Top Pension Plans and Retirement Savings Options for Seniors
After retirement, managing finances without a regular income can be quite a challenge. In such instances, pension plans can act as a safety net for seniors. A pension plan is a financial tool that ensures that seniors have guaranteed incomes even after retiring. To further add to the convenience, there are various pension plan options for seniors, offering financial assurance regardless of their age, helping them enjoy peace of mind during their golden years.
1. Defined Contribution Plans
While not all employers in the country offer pension contributions to their employees, there are some who do. One of the most common employer-offered retirement plans is the defined contribution (DC) plan. In this type of plan, an employee needs to contribute some of their income during employment towards this plan. Then, in their retirement years, they can withdraw funds from this contribution.
401(k) plans are the most common defined contribution plans that most employers offer. In the case of 401(k)s, employees are given two options— they can either contribute tax-free funds and then withdraw funds with tax cuts or contribute funds with tax cuts and withdraw tax-free pension amount. Another major benefit of 401(k)s is that the amount invested in it grows over time, with compounding. So, the longer the money is kept invested, the more it will grow. This can especially benefit seniors over 70 who have invested in 401(k) and have yet to withdraw their amount.
Like 401(k)s, 403(b) plans and 457(b) plans are also DC plans; only 403(b)s are for public schools and charities, and 457(b)s are for employees of state and local governments.
2. Defined Benefit Plans
Yet another type of employer-offered retirement plan is the defined benefit program. The traditional pension system— wherein an employer fully contributes toward their employees’ pension— is a type of defined benefit plan. Here, an individual can begin receiving a fixed monthly income when they retire. Also, these pension plans offer payouts for as long as one lives. So, seniors who are beneficiaries of defined benefit plans can have peace of mind, knowing they will receive a monthly pension at a fixed rate for their whole lifetime.
3. Social Security Retirement Insurance Benefits
The Social Security Administration has a special pension program for seniors called the Social Security Retirement Insurance. It works as a traditional pension plan, wherein an individual can receive monthly payouts during retirement years. The amount of those payouts is based on certain factors, such as the person’s income during their employment years, total term of employment, and their Social Security contributions. The Social Security Retirement Insurance Benefits can only be accessed by seniors over 61. Also, seniors would need to apply to begin receiving their monthly payouts. If the seniors wait longer to start receiving their payouts, their payout amount can increase. So, this pension option can be especially beneficial for seniors who have waited till the age of 70 to receive their benefits.

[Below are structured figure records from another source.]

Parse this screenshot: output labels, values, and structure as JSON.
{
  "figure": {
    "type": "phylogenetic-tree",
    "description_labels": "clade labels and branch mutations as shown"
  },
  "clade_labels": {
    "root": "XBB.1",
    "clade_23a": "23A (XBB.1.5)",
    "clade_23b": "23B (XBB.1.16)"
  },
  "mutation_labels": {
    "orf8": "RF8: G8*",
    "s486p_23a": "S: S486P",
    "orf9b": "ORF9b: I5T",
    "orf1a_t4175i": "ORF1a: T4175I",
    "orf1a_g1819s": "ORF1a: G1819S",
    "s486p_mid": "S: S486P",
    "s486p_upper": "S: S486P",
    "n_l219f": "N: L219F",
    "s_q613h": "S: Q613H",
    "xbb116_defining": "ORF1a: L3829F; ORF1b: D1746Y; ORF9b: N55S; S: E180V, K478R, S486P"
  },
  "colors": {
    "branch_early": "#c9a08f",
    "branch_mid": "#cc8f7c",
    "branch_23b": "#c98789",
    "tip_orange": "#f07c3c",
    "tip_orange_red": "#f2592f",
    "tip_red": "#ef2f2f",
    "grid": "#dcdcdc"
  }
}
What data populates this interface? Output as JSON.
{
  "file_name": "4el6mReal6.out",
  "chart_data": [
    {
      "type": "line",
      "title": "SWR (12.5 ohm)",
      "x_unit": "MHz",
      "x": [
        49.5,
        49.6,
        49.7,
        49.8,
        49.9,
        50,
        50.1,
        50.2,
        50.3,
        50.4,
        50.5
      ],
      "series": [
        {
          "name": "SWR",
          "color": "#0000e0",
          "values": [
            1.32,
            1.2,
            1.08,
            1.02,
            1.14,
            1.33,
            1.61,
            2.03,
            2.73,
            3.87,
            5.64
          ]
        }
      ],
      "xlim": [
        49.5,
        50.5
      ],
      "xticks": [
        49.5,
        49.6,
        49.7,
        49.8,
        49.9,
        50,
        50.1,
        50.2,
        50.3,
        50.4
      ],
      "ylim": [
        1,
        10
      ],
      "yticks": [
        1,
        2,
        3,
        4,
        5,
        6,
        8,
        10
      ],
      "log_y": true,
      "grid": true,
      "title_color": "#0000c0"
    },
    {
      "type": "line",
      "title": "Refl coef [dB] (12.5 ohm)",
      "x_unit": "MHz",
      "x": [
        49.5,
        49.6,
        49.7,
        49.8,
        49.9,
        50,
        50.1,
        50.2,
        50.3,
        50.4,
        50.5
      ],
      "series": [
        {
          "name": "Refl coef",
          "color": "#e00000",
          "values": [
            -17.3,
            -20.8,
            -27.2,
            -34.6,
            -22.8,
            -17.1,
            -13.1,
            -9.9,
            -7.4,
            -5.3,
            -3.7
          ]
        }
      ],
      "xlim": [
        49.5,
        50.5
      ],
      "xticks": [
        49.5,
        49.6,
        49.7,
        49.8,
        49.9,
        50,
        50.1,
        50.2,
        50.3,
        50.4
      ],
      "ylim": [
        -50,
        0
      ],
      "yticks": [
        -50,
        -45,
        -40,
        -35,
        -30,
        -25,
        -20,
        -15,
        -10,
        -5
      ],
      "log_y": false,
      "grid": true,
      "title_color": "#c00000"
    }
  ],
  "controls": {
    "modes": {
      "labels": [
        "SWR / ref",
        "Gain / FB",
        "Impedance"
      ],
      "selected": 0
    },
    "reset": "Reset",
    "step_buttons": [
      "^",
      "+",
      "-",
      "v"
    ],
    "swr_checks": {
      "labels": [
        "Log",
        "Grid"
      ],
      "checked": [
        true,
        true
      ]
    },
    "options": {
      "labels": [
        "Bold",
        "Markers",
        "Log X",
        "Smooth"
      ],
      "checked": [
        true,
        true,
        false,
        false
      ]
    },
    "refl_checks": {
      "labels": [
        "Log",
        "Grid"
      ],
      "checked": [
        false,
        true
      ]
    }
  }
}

4. Guaranteed Income Annuities
Besides employer-offered and state-funded pension options, individuals also have the option of creating their own retirement planning system. This option is called a guaranteed income annuity, which is basically a contract sold by an insurance company. As a part of this contract, an individual must pay a particular amount to the insurer, based on which the company will then provide monthly payouts to the individual. These payouts can begin whenever the individual requires them. So, if one has invested in a guaranteed income annuity, it can work as one’s pension plan during their senior years. The only catch with these payouts is that, unlike its alternatives, they are a form of taxable income.
5. The Federal Thrift Savings Plan
Also known as TSP, the Thrift Savings Plan is only available to government employees and individuals who have served in the uniformed services. Like the 401(k), the Thrift Savings Plan is also a type of defined contribution plan. This means that to receive monthly pension payouts after retirement, one should make regular contributions to the plan from their paycheck. The organizations also offer automatic deductions from paychecks to employees who wish to be a part of the plan. A great advantage of the Thrift Savings Plan is that employees are offered diversified investment options. This means they can choose where their contributions will be invested, including bond funds, index funds, small-cap funds, etc. So, seniors who have contributed to a Thrift Savings Plan also have the option of receiving monthly payouts through it.
6. IRA
An Individual Retirement Account, or IRA, is a type of retirement plan the federal government offers for seniors. An IRA is a long-term savings account offering tax advantages and growth of the invested funds. So, the amount of money that individuals add to this account can grow over time with the help of investments. By the time they retire, the amount will have grown significantly, which can act as a safety net in their retirement years. Like 401(k)s, IRA too offers two options for contributions and withdrawals. Individuals can choose to pay taxes on the amount they contribute, and their withdrawals will be tax-free (Roth IRA), or they can make tax-deferred contributions and pay taxes from the withdrawn amount (traditional IRA). Since IRAs are designed for the retirement period, they offer withdrawals after the age of 59½ years. Also, because the IRA amount grows over time, this pension option can be especially beneficial to seniors over 70 who are yet to make their withdrawals.